Speaking at the National Governors Association meeting in Rhode Island a few weeks ago, Tesla CEO and AI visionary Ellon Musk called AGI “the biggest risk that we face as a civilization”. Whether it’s an accurate assessment is very much up for debate. Even so, Musk would like lawmakers to do something about what he sees as a huge existential threat before it becomes too big a problem. “AI is a rare case where I think we need to be proactive in regulation instead of reactive. Because I think by the time we are reactive in AI regulation, it will be too late.” It’s inarguably worth thinking about the impact that artificial intelligence might have on the world, but to many supporters of AGI it still seems too early to regulate such systems. While machine-learning software is beginning to rival human intellect at some specific tasks—such as speech recognition, translation, and identifying objects in images— advancing those components into more general intelligence without government regulation troubles Musk.
Some of the governors were shocked by Musk’s urgency. Arizona governor Doug Ducey, for instance, said that he was “surprised” to hear a call for regulations on AI “before we know what we are dealing with.” Indeed lawmakers traditionally need some sense of what needs to be regulated against before they will consider legislation.

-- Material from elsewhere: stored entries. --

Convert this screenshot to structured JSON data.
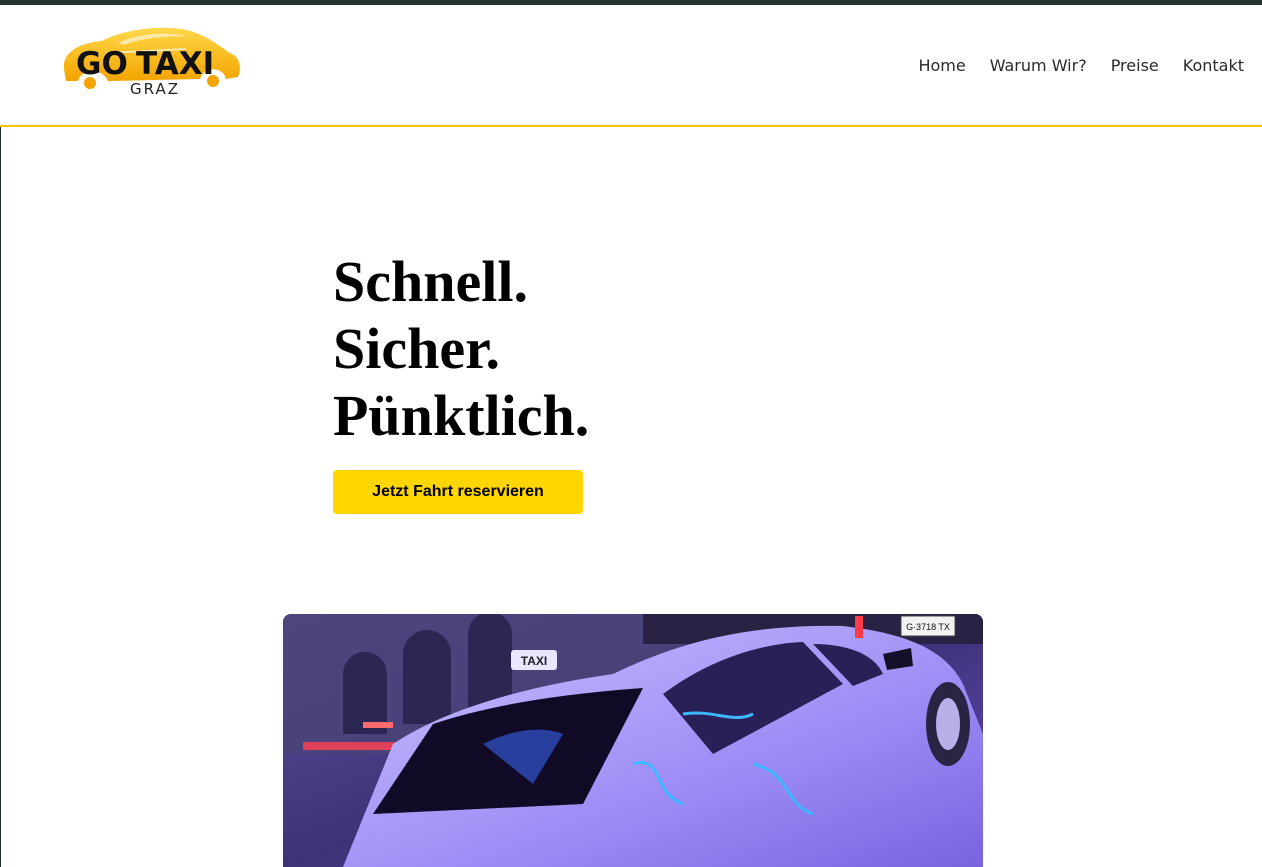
{
  "brand": {
    "logo_word_1": "GO",
    "logo_word_2": "TAXI",
    "logo_subtitle": "GRAZ",
    "accent_color": "#ffd600",
    "header_border_color": "#f6c400"
  },
  "nav": {
    "items": [
      {
        "label": "Home"
      },
      {
        "label": "Warum Wir?"
      },
      {
        "label": "Preise"
      },
      {
        "label": "Kontakt"
      }
    ]
  },
  "hero": {
    "headline_lines": [
      "Schnell.",
      "Sicher.",
      "Pünktlich."
    ],
    "cta_label": "Jetzt Fahrt reservieren"
  },
  "photo": {
    "taxi_sign": "TAXI",
    "plate": "G·3718 TX"
  }
}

As universities, research institutions and government organizations spend enormous amounts of money and resources to advance AI, one can make the case that these institutions also share the responsibility to advance human knowledge to deal with the consequences of AGI. Traditionally, schools share the responsibility to build character and wisdom along with parents and the community. Nicholas Maxwell, a contemporary philosopher in the United Kingdom, advocates that academia ought to alter its focus from the acquisition of knowledge to seeking and promoting wisdom, which he defines as the capacity to realize what is of value in life, for oneself and others.
Within the corporate world, human resource management and personal development to handle social, economic and technical complexities with the application of artificial wisdom will become a key market differentiator. To prepare humans for these tasks requires forward looking research as well as education at the university level. We have to define the role of institutions and humans to deal with the consequences of AGI and we need to understand how to go about it. At this point in time it appears that we are not ready to positively embrace AGI. How does Ellon Musk judge the situation? “Right now the government doesn’t even have insight,” he said, according to the recent article in the the Wall Street Journal. “Once there is awareness people will be extremely afraid, as they should be.”